The following week, I tackled “cumin-crusted salmon with chive mashed potatoes” in Chanterelle, which required five pots, a blender, a food processor, several measuring cups, and an hour and a half to prepare. It tasted great and looked similar to the photograph, with one exception. My potatoes were pale green with dark green specks—not uniformly pea-green. I had prepared the potatoes as instructed, blanching the chives, then chopping them and pureeing them, but my blender proved useless. So I transferred them to a food processor and pureed them before returning them to the blender, still to no avail. I consoled myself by drowning them in the luscious citrus-butter sauce, which, true to restaurant form, required half a pound of butter for four servings.

At Chanterelle the following day, I knew I’d aced it as I ate the salmon, which tasted virtually identical to mine, as did the citrus-butter sauce. However, Chanterelle garnished its salmon with haricots verts and micro chives, and its potatoes were uniformly green. When asked how they were so perfectly hued, my waiter replied that the chives were blanched, then pureed in a blender and added to the mashed potatoes. Clearly, I either need to invest in Chanterelle’s blender or hire their sous-chef.

All of the recipes I tested resembled their originals, but none perfectly recreated the restaurant version—not an entirely surprising verdict. As Kenny Shopsin writes in Eat Me, “My regular customers know that if they order the same thing they got last week, there is a good chance they won’t even recognize it. I don’t do it differently on purpose. It’s just that everything I cook, every time I cook, is an event in and of itself.” Variable factors like ingredient quality, temperature, and timing will ensure that a dish is different every time it’s prepared, whether at a restaurant kitchen, or a home kitchen, or even from one day to another at the same restaurant.

Why, then, do we still buy restaurant cookbooks? Perhaps because we aspire to be restaurant insiders. Making a pilgrimage to Chicago to dine at Alinea was once considered impressive. These days, a true foodie won’t bat an eye unless you can identify every ingredient in every dish—a party trick that requires either an excellent palate or close attention to the recipes in Alinea. Besides this cheat-sheet function, restaurant cookbooks help us tap into a chef’s creative genius—they help us understand how a handful of ingredients can be transformed into a restaurant-worthy meal. When we rely on regular cookbooks, we at best become good cooks; with Eat Me or Carmine’s Family Style-Cookbook or Chanterelle, we become pseudo-restaurant chefs.
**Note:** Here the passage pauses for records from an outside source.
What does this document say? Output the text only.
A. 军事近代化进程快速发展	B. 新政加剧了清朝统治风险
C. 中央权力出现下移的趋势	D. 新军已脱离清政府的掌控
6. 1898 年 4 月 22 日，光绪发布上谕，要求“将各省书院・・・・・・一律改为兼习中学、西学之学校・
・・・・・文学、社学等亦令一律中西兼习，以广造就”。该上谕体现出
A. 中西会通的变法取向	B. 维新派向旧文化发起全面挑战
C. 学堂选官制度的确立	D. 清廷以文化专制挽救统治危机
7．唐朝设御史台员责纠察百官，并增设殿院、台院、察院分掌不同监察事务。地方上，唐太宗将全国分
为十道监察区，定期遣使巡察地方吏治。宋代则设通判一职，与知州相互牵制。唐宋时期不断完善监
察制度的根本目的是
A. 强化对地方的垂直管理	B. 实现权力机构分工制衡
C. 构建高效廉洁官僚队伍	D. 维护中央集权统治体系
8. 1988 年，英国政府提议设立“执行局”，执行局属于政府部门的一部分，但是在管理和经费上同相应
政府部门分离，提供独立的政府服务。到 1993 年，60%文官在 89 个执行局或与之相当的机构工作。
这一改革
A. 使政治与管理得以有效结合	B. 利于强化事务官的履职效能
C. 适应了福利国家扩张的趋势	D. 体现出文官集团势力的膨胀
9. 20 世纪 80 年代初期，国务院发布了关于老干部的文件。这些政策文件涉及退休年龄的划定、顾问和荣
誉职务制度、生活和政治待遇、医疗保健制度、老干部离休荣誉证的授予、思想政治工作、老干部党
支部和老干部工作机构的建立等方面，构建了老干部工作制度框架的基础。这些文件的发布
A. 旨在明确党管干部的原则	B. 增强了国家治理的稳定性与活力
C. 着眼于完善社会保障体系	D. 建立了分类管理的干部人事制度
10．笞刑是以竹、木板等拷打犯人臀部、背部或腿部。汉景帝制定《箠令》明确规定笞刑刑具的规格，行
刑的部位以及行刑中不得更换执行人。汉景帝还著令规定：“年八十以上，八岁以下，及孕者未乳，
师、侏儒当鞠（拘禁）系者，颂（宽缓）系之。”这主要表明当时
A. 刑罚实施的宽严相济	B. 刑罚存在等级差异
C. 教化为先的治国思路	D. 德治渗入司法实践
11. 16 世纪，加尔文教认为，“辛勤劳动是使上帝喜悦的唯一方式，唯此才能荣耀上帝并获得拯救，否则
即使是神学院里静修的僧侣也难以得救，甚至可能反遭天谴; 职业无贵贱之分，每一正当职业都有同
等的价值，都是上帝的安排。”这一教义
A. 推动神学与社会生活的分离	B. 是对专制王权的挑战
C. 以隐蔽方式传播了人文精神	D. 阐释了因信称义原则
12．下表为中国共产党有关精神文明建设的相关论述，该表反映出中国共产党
Of course, a restaurant cookbook is still, ultimately, no more than a collection of bound pages. At home, Kenny Shopsin didn’t insult me (which is really an integral part of the Shopsin’s experience); I missed out on people-watching at Carmine’s (enthusiastic hordes devouring heaps of pasta); and while my salmon resembled Chanterelle’s, I didn’t get to taste the complementary deviled quail egg canapés and homemade rolls with two types of artisanal butter. At home, I had to play the part not only of chef but of waiter and dishwasher, too, with no chance of a tip.